说着说着,危乐气恼地嘟囔,“现在好了,都被那个冒牌货给拆散了,我拿什么交差。”
沈奉满是不可思议地看着危乐,合着你是可惜这些东西不能用了?
什么情况?
他俩什么时候关系进展到了这一步?
沈奉脑子迅回想关于危乐和封谊之间的点点滴滴,但是所有细节都被他和骆承的相处所覆盖,竟一点儿也想不起来。
完了完了,果然恋爱脑误事。
沈奉语气沉重地问:“兄弟,你们进展那么前的吗?”
“啊?”危乐疑惑地看向沈奉,随即豪情万丈地说:“我和封谊什么交情,这等小事。”
沈奉难言地看着危乐,行吧,开心就好,什么时候被吃了不要哭着来找他。
“走吧,假危乐还是有一些贡献的,透露出消除标签的关键在四楼。”
沈奉抬头看着上楼的楼梯,惆怅道:“也不知道王医生被假危乐带去了哪,总感觉有个定时炸弹一样,令人慌。”
危乐用胳膊肘杵杵沈奉,低声说:“你把王医生怎么了?他看起来好像要杀了我们。”
“我也没做什么。”沈奉不好意思地说,斟酌了下言语,“只是稍微让他睡的更熟一点。
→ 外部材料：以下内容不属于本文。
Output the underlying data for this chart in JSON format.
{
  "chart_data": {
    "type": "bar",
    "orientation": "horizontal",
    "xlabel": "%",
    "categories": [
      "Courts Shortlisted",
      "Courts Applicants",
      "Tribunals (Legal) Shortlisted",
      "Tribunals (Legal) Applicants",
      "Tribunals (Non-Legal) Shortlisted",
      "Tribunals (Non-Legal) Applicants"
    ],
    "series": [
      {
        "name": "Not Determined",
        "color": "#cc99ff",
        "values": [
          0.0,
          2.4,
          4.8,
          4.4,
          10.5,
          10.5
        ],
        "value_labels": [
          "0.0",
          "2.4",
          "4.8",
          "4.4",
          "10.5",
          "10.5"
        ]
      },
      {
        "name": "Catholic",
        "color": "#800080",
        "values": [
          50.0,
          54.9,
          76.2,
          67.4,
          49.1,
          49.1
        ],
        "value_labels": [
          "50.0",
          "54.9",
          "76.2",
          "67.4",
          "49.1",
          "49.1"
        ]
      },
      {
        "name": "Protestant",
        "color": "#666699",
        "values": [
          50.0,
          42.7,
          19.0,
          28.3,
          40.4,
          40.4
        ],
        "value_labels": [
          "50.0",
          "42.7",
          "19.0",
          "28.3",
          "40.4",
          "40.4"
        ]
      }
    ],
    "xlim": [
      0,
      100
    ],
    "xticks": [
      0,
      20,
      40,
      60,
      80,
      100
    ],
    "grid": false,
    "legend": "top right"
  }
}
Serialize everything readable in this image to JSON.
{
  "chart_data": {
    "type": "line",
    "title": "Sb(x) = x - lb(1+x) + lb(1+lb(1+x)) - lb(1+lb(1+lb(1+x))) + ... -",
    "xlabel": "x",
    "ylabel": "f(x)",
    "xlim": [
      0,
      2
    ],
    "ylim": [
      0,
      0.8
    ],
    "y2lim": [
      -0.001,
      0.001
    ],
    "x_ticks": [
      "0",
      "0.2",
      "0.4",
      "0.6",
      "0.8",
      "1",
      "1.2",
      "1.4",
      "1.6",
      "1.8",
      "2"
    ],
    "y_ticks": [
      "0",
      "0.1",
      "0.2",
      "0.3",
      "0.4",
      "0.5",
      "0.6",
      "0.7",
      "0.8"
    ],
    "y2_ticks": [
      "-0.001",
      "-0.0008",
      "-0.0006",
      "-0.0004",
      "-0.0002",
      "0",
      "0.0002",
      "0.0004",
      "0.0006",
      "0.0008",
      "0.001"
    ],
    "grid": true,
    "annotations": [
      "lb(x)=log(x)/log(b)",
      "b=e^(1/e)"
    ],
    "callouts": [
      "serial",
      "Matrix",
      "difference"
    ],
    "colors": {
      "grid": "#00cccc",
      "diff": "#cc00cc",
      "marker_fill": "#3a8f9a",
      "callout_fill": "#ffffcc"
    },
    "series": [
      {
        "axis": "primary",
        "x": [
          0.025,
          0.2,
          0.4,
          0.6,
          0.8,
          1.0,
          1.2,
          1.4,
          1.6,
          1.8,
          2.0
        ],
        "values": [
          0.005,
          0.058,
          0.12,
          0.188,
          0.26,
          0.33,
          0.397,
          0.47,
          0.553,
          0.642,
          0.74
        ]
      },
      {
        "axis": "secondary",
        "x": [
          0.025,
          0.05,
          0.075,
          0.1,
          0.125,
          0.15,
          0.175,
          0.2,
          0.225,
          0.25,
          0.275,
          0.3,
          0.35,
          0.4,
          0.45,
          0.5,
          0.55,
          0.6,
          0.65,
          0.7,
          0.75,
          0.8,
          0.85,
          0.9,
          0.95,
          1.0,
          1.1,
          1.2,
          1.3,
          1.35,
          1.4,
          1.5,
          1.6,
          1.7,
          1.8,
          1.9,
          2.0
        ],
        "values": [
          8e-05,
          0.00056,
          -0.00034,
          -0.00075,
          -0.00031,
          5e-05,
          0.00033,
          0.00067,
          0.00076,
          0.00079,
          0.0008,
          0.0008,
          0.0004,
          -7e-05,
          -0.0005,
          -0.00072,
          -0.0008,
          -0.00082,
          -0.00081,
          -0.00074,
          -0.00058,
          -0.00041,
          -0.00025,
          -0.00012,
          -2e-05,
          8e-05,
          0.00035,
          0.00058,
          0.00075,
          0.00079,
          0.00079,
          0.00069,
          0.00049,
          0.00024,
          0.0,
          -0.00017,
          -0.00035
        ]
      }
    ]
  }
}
”
“你怎么知道他要……”
沈奉说到一半,突然反应过来,对上危乐疯狂眨眼示意到样子,心里一阵悲凉凄惨。
果然,四楼楼梯口露出熟悉的白大褂,以及王医生那张板起的脸。
沈奉仔细端详着王医生的脸,很好,看样子已经缓过了那最愤怒的时刻,人已经趋于平静了。
不过,王医生依旧在四楼,似乎之前最暴怒的时候都没被假危乐引到楼下去,是不是说明王医生的活动范围只有四楼?
沈奉看着王医生迟迟没有动静的样子,心里越笃定刚刚自己的想法。
他直接挑眉,睥睨地看着王医生,“不就是多敲了你几下,至于那么生气嘛。”
王医生先是一愣,随即直接气笑,“你小子,很好,格外好。”
王医生撸起袖子,直接跨进楼梯间,向沈奉走过来。
嗯?嗯!
沈奉大惊,怎么回事啊,“你怎么能出四楼。”
“这个医院哪儿我去不得,足够收拾你了。”王医生冷笑道。
危乐扯着沈奉往楼下跑,哭丧着脸,“好好的,你惹他干嘛?”
背后杀气刺骨,激起一阵冷汗,沈奉嘟囔着:“这不是没想到他扮猪吃老虎。”
“你也不是老虎啊!”危乐说。
沈奉摸摸鼻子,不敢说话。
两人跑到一楼,危乐突然急刹车。
沈奉一个没注意,直接撞他后背去了。
“幸好我鼻子不是假的,否则就歪了。”沈奉心疼地摸摸自己撞得酸疼的鼻子,眼泪都差点撞出来。
“哥们,等下你鼻子都快不在你脸上了,你还关心这个?”
危乐警惕地看着一楼大厅。
沈奉一愣,越过危乐的身影看过去,只见一楼站着一个人,可不就是林某嘛。
算算时间,麻醉药效已经过了。
身后也传来不紧不慢的脚步声,一步一步逼近他们。